The chart is ordered by highest spending, and has labels with rounded totals to summarize top spending categories during the selected time. The data table below provides additional data, including specific stores and subcategories that contribute to the total spent. This is a simple interactive table of the transaction data described in the “Organizing the Data” section.

Budget Tab

Mint also provided several tools to indicate whether your spending was within an established budget. Similar to the spending by category, this required a reactive data table that was connected to the visualization. I don’t budget for every spending subcategory, so there were a few more manual steps in creating the associated table. I then created the bar chart using ggplot2, using the percent of budget spent to create a progress bar.

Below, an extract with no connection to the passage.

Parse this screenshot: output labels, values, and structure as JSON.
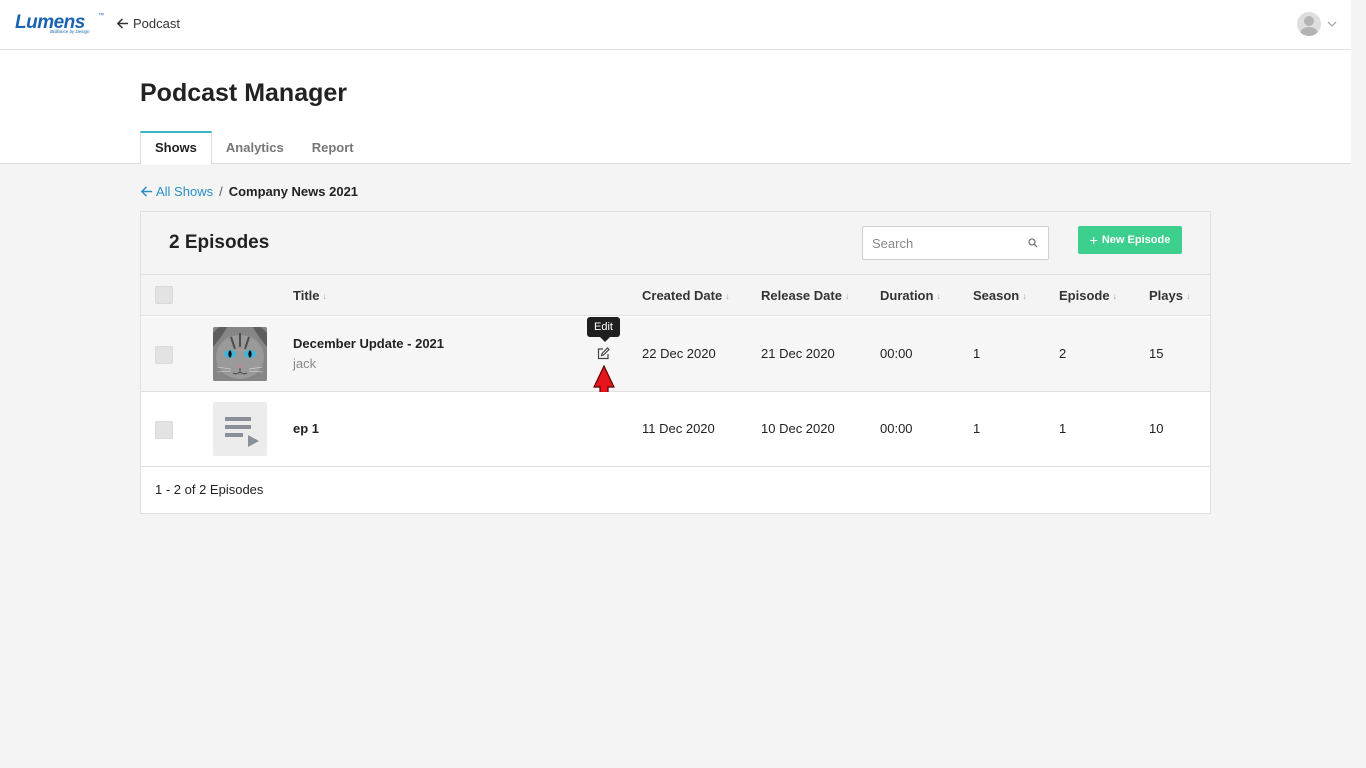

Reactive data table for subcategory budgets

View Code
budget_df <- reactive({
  
  # starting with the Excel sheet with spending data
  spending %>% 
    
    # filter to list of subcategories that do have a set budget
    filter(subcategory %in% budget_subcategories) %>% 
    
    # monthly budget based on selection
    filter(month == input$budget_month_input) %>% 
    
    # calculate total spent within subcategory
    mutate(subcategory = as.factor(subcategory)) %>% 
    group_by(subcategory) %>% 
    summarise(total_spent = sum(total_cost)) %>% 
    
    # define numeric budget for each subcategory
    mutate(budget = case_when(subcategory == "Allowance" ~ 100,
                              subcategory == "Grocery" ~ 320,
                              subcategory == "Gas" ~ 300,
                              subcategory == "Coffee" ~ 25,
                              subcategory == "Subscriptions" ~ 7,
                              subcategory == "Insurance" ~ 183,
                              subcategory == "Rent" ~ 928)) %>% 
    
    # create categorical column to indicate proximity to budget
    mutate(over = case_when(budget < total_spent ~ "Over Budget",
                            budget == total_spent ~ "At Limit",
                            budget > total_spent ~ "On Track")) %>% 
    
    # calculate percent of budget spent & remaining monthly balance
    mutate(percent = round(total_spent/budget * 100),
           remaining = budget - total_spent)
})

Progress bar chart for percent of budget spent

View Code
output$budget_plot_output <- renderPlot({
  
  # use reactive data frame for plot
  ggplot(budget_df(), 
         
         # plot percent spent for each subcategory
         aes(x = subcategory, 
             y = percent, 
             fill = over)) +
    
    # plain gray bar for background to progress bar
    geom_col(aes(y = 100), fill = "grey90", col = "black", width = 0.6) +
    
    # progress bars for each subcategory 
    geom_col(width = 0.585, alpha = 0.85) +
    
    # color based on spending status 
    scale_fill_manual(values = c("At Limit" = "#F1AF32",
                                 "On Track" = "#438D29",
                                 "Over Budget" = "#DA4D49")) +
    
    # plot aesthetics
    theme_minimal() +
    labs(fill = "Status", y = "Percent of Monthly Budget") +
    scale_y_continuous(labels = scales::percent_format(scale = 1)) +
    coord_flip(ylim = c(0, 100)) +
    theme(panel.grid.major.y = element_blank(),
          axis.text.y = element_text(size = 16), 
          axis.text.x = element_text(size = 12),
          axis.title.y = element_blank(),
          axis.title.x = element_text(size = 16),
          legend.title = element_text(size = 14),
          legend.text = element_text(size = 12))
  
})

Final Product

This page utilizes clicks as inputs to return a budget summary for the desired month. Once a subcategory on the chart is clicked, the row below the visualization automatically populates specific values regarding this specific budget. This makes it easy to see the remaining balance for the month.

Conclusion

Completing this dashboard has given me the opportunity to explore R-Shiny and create a product that’s solely tailored to my needs. I find myself reaching for this tool often and highly recommend everyone take some time to tackle those personal projects you might have on the back burner. The GitHub repository and full code for this project are not publicly available, as it contains some personal information. However, I hope the code provided is enough to inspire anyone to play with R-Shiny.